The Repository @ St. Cloud State

Open Access Knowledge and Scholarship

Date of Award

5-2018

Culminating Project Type

Creative Work

Degree Name

English: English Studies: M.A.

Department

English

College

College of Liberal Arts

First Advisor

Judith Dorn

Second Advisor

Monica Pelaez

Third Advisor

Constance Perry

Creative Commons License

Creative Commons License
This work is licensed under a Creative Commons Attribution-Noncommercial-No Derivative Works 4.0 License.
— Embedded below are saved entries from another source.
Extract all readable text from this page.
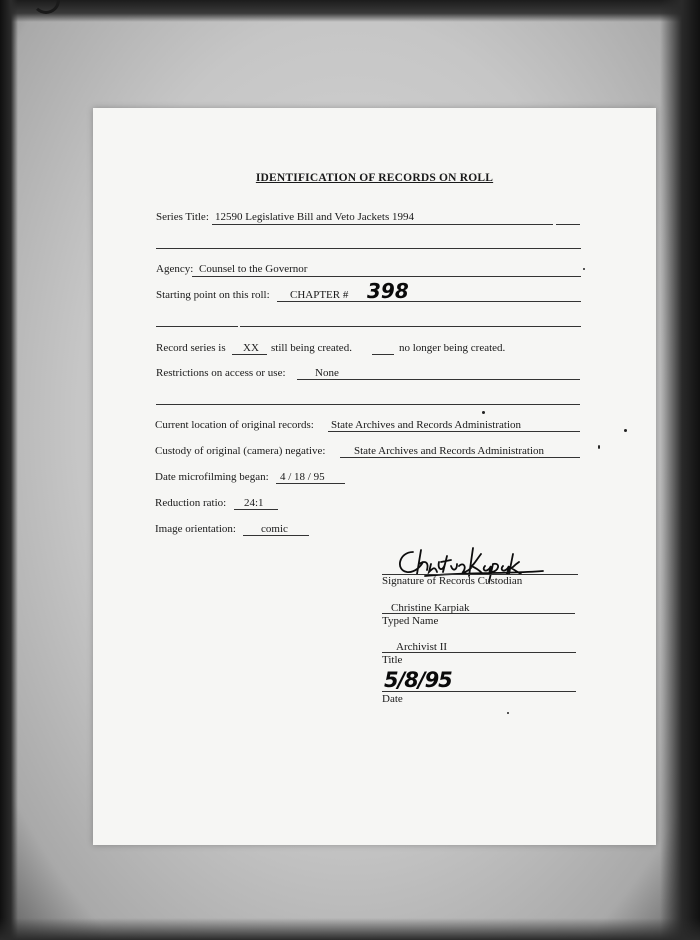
IDENTIFICATION OF RECORDS ON ROLL
Series Title: 12590 Legislative Bill and Veto Jackets 1994
Agency: Counsel to the Governor
Starting point on this roll: CHAPTER # 398
Record series is XX still being created.	no longer being created.
Restrictions on access or use:	None
Current location of original records: State Archives and Records Administration
Custody of original (camera) negative:	State Archives and Records Administration
Date microfilming began: 4 / 18 / 95
Reduction ratio: 24:1
Image orientation: comic
Signature of Records Custodian
Christine Karpiak
Typed Name
Archivist II
Title
5/8/95
Date
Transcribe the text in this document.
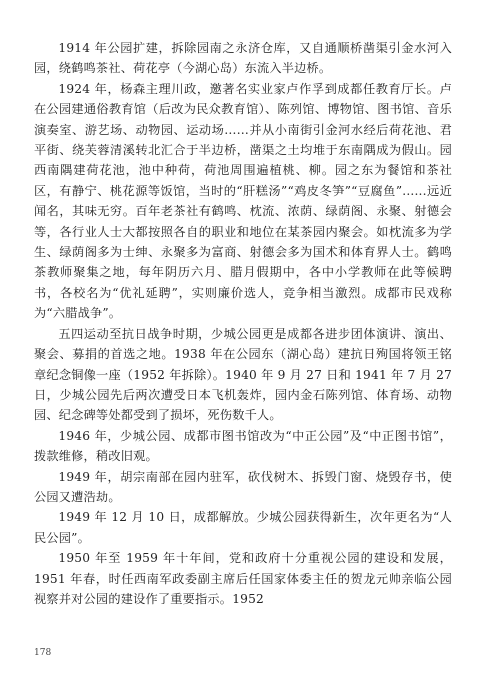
1914 年公园扩建，拆除园南之永济仓库，又自通顺桥凿渠引金水河入园，绕鹤鸣茶社、荷花亭（今湖心岛）东流入半边桥。

1924 年，杨森主理川政，邀著名实业家卢作孚到成都任教育厅长。卢在公园建通俗教育馆（后改为民众教育馆）、陈列馆、博物馆、图书馆、音乐演奏室、游艺场、动物园、运动场……并从小南街引金河水经后荷花池、君平街、绕芙蓉清溪转北汇合于半边桥，凿渠之土均堆于东南隅成为假山。园西南隅建荷花池，池中种荷，荷池周围遍植桃、柳。园之东为餐馆和茶社区，有静宁、桃花源等饭馆，当时的“肝糕汤”“鸡皮冬笋”“豆腐鱼”......远近闻名，其味无穷。百年老茶社有鹤鸣、枕流、浓荫、绿荫阁、永聚、射德会等，各行业人士大都按照各自的职业和地位在某茶园内聚会。如枕流多为学生、绿荫阁多为士绅、永聚多为富商、射德会多为国术和体育界人士。鹤鸣茶教师聚集之地，每年阴历六月、腊月假期中，各中小学教师在此等候聘书，各校名为“优礼延聘”，实则廉价选人，竞争相当激烈。成都市民戏称为“六腊战争”。

五四运动至抗日战争时期，少城公园更是成都各进步团体演讲、演出、聚会、募捐的首选之地。1938 年在公园东（湖心岛）建抗日殉国将领王铭章纪念铜像一座（1952 年拆除）。1940 年 9 月 27 日和 1941 年 7 月 27 日，少城公园先后两次遭受日本飞机轰炸，园内金石陈列馆、体育场、动物园、纪念碑等处都受到了损坏，死伤数千人。

1946 年，少城公园、成都市图书馆改为“中正公园”及“中正图书馆”，拨款维修，稍改旧观。

1949 年，胡宗南部在园内驻军，砍伐树木、拆毁门窗、烧毁存书，使公园又遭浩劫。

1949 年 12 月 10 日，成都解放。少城公园获得新生，次年更名为“人民公园”。

1950 年至 1959 年十年间，党和政府十分重视公园的建设和发展，1951 年春，时任西南军政委副主席后任国家体委主任的贺龙元帅亲临公园视察并对公园的建设作了重要指示。1952

178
Keywords and Subject Headings

Queer Temporality, Sovereignty, Slavery, Desubjectivation, Sadomasochism, Queer Antinormativity

Abstract

Greg Thomas insists, “Any sexual transformation that does not willfully transpire on fiercely indigenous, anti-colonized terms is only a racist pretext for cultural destruction, whether this pretense is staged in heteroerotic or homoerotic, masculine or feminine fashion.” Following queer theory’s practice of locating desubjectivation through the erotic—the self-shattering of jouissance, to its current manifestation of locating the shattered self in enslaved flesh, this thesis is primarily concerned with white queer cooptation of the subjugated black subject position as utopic. The operation question of this inquiry is: How it is that a sadist, imperialist nightmare is rescued and recouped as a (white) queer ideal? Ultimately, I argue the invocation of sadomasochism into this scene of racialized desubjectivation reinscribes racialized erotic violence and the perpetual calcification of the black body in the temporality of enslavement.
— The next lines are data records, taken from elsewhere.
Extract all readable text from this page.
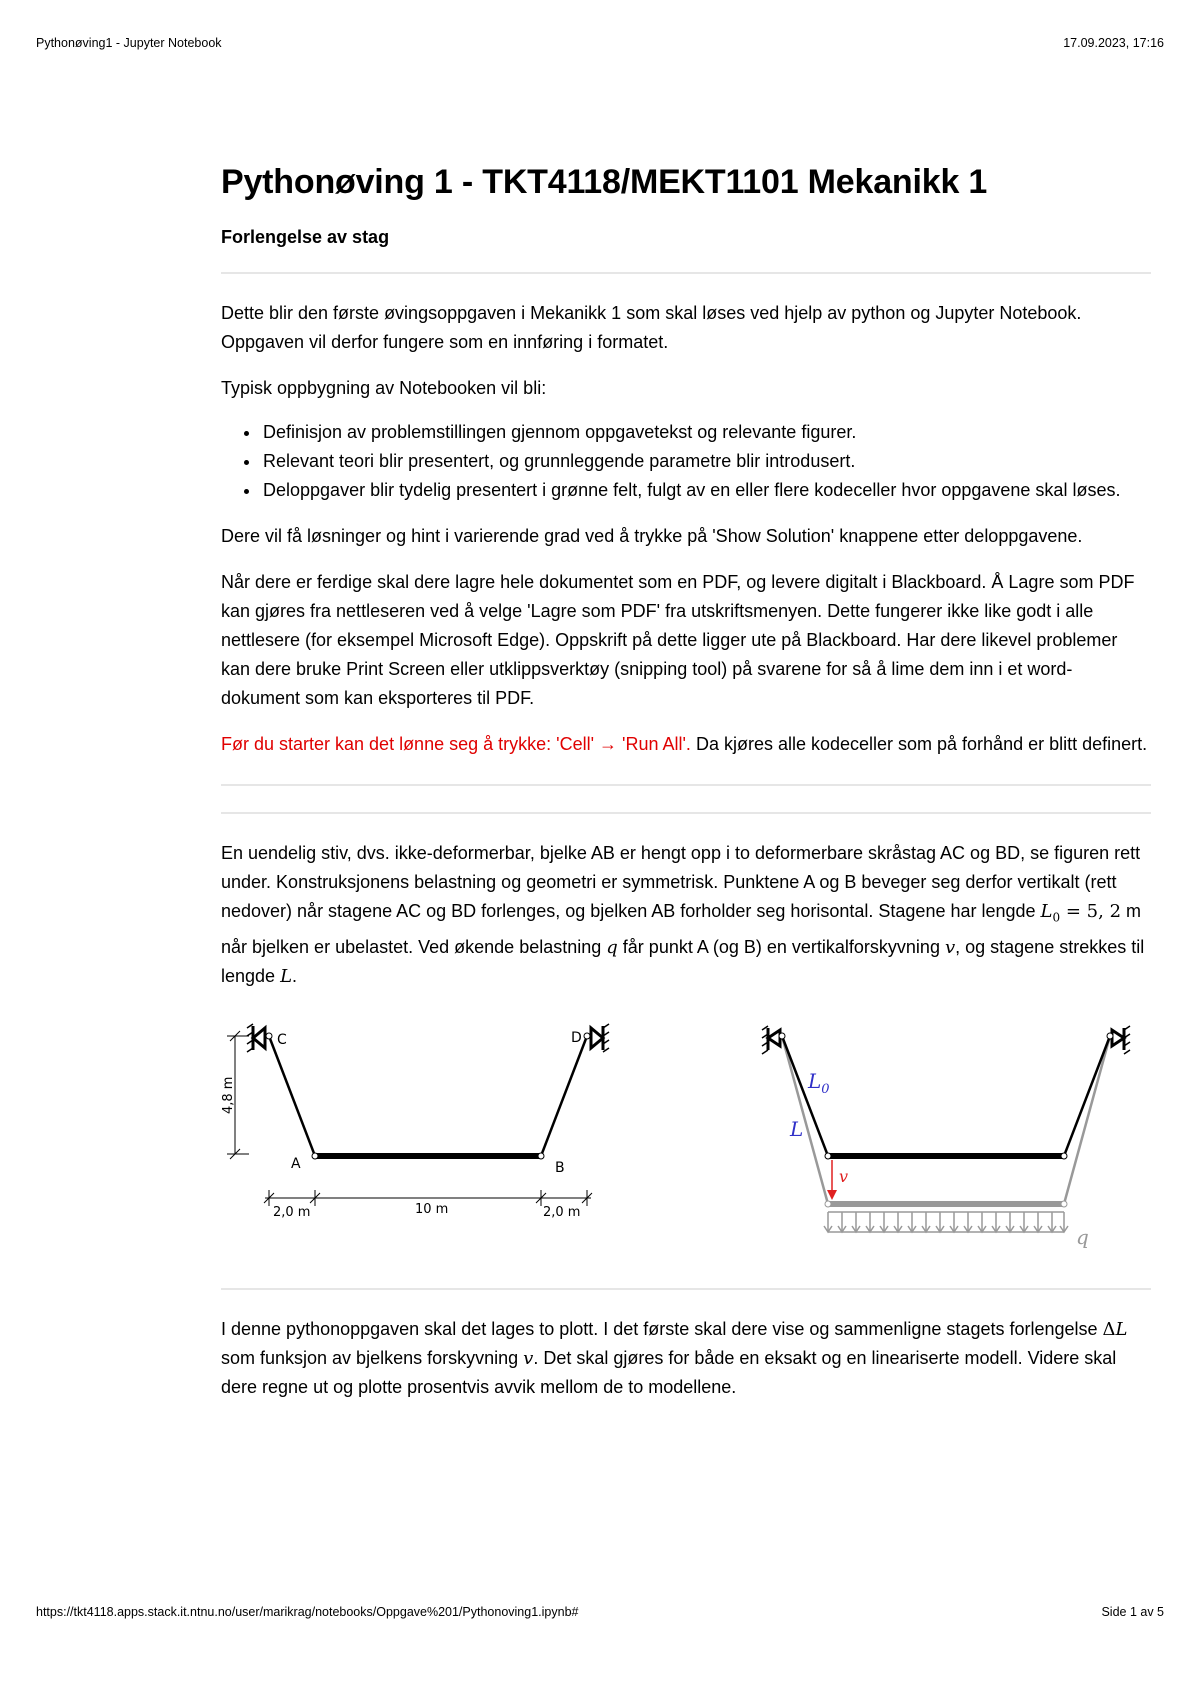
Pythonøving1 - Jupyter Notebook	17.09.2023, 17:16
Pythonøving 1 - TKT4118/MEKT1101 Mekanikk 1
Forlengelse av stag

Dette blir den første øvingsoppgaven i Mekanikk 1 som skal løses ved hjelp av python og Jupyter Notebook. Oppgaven vil derfor fungere som en innføring i formatet.

Typisk oppbygning av Notebooken vil bli:

• Definisjon av problemstillingen gjennom oppgavetekst og relevante figurer.
• Relevant teori blir presentert, og grunnleggende parametre blir introdusert.
• Deloppgaver blir tydelig presentert i grønne felt, fulgt av en eller flere kodeceller hvor oppgavene skal løses.

Dere vil få løsninger og hint i varierende grad ved å trykke på 'Show Solution' knappene etter deloppgavene.

Når dere er ferdige skal dere lagre hele dokumentet som en PDF, og levere digitalt i Blackboard. Å Lagre som PDF kan gjøres fra nettleseren ved å velge 'Lagre som PDF' fra utskriftsmenyen. Dette fungerer ikke like godt i alle nettlesere (for eksempel Microsoft Edge). Oppskrift på dette ligger ute på Blackboard. Har dere likevel problemer kan dere bruke Print Screen eller utklippsverktøy (snipping tool) på svarene for så å lime dem inn i et word-dokument som kan eksporteres til PDF.

Før du starter kan det lønne seg å trykke: 'Cell' → 'Run All'. Da kjøres alle kodeceller som på forhånd er blitt definert.

En uendelig stiv, dvs. ikke-deformerbar, bjelke AB er hengt opp i to deformerbare skråstag AC og BD, se figuren rett under. Konstruksjonens belastning og geometri er symmetrisk. Punktene A og B beveger seg derfor vertikalt (rett nedover) når stagene AC og BD forlenges, og bjelken AB forholder seg horisontal. Stagene har lengde $L_0 = 5$, 2 m når bjelken er ubelastet. Ved økende belastning q får punkt A (og B) en vertikalforskyvning v, og stagene strekkes til lengde L.

C	D
A	B
4,8 m
2,0 m	10 m	2,0 m
$L_0$
L
v
q

I denne pythonoppgaven skal det lages to plott. I det første skal dere vise og sammenligne stagets forlengelse ΔL som funksjon av bjelkens forskyvning v. Det skal gjøres for både en eksakt og en lineariserte modell. Videre skal dere regne ut og plotte prosentvis avvik mellom de to modellene.

https://tkt4118.apps.stack.it.ntnu.no/user/marikrag/notebooks/Oppgave%201/Pythonoving1.ipynb#	Side 1 av 5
I adduce as examples what Mari Ruti terms the “pulverized subject” of critical theory at two additional sites: the queering of the Marquis de Sade and E.M. Forster. Queer theorist Gert Hekma moves beyond the existentialists who wish to distinguish Marquis de Sade’s texts as mere philosophy to prescribing his tenets as materially viable—and queer. Likewise, the queer literary recapture of our gay writers has overlooked the foregrounding imperial operatives evidenced in some “gay” literature. For instance, E.M. Forster’s work evidences precisely this colonizing of brown bodies toward a reckoning of a white queer self.

The colony in colonial literature and the subject(less) position of the black body in American enslavement have been presented as ideations in sexuality by specific white queer theorists. In both locations, the subjugated body is not only the location of transgressive sexuality but also a utopic site of temporal interruption—out-of-time, no-where and deontologized. What this illustrates is a historically congruent, colonial maneuver, queered: a desire for the nonnormative—the uncivilized, the “primitive.” Foregroundingly, the site of the subjugated body is the site of acute violence exercised upon the Other, who, through this imperial narrative, is naturalized as a masochist. The act of erotic violence (or, S/M) does not, in fact, dissolve the subject position of the sadist, however, but reifies it. I conclude by inquiring what a vanguard of queer ethics might do after desubjectivation.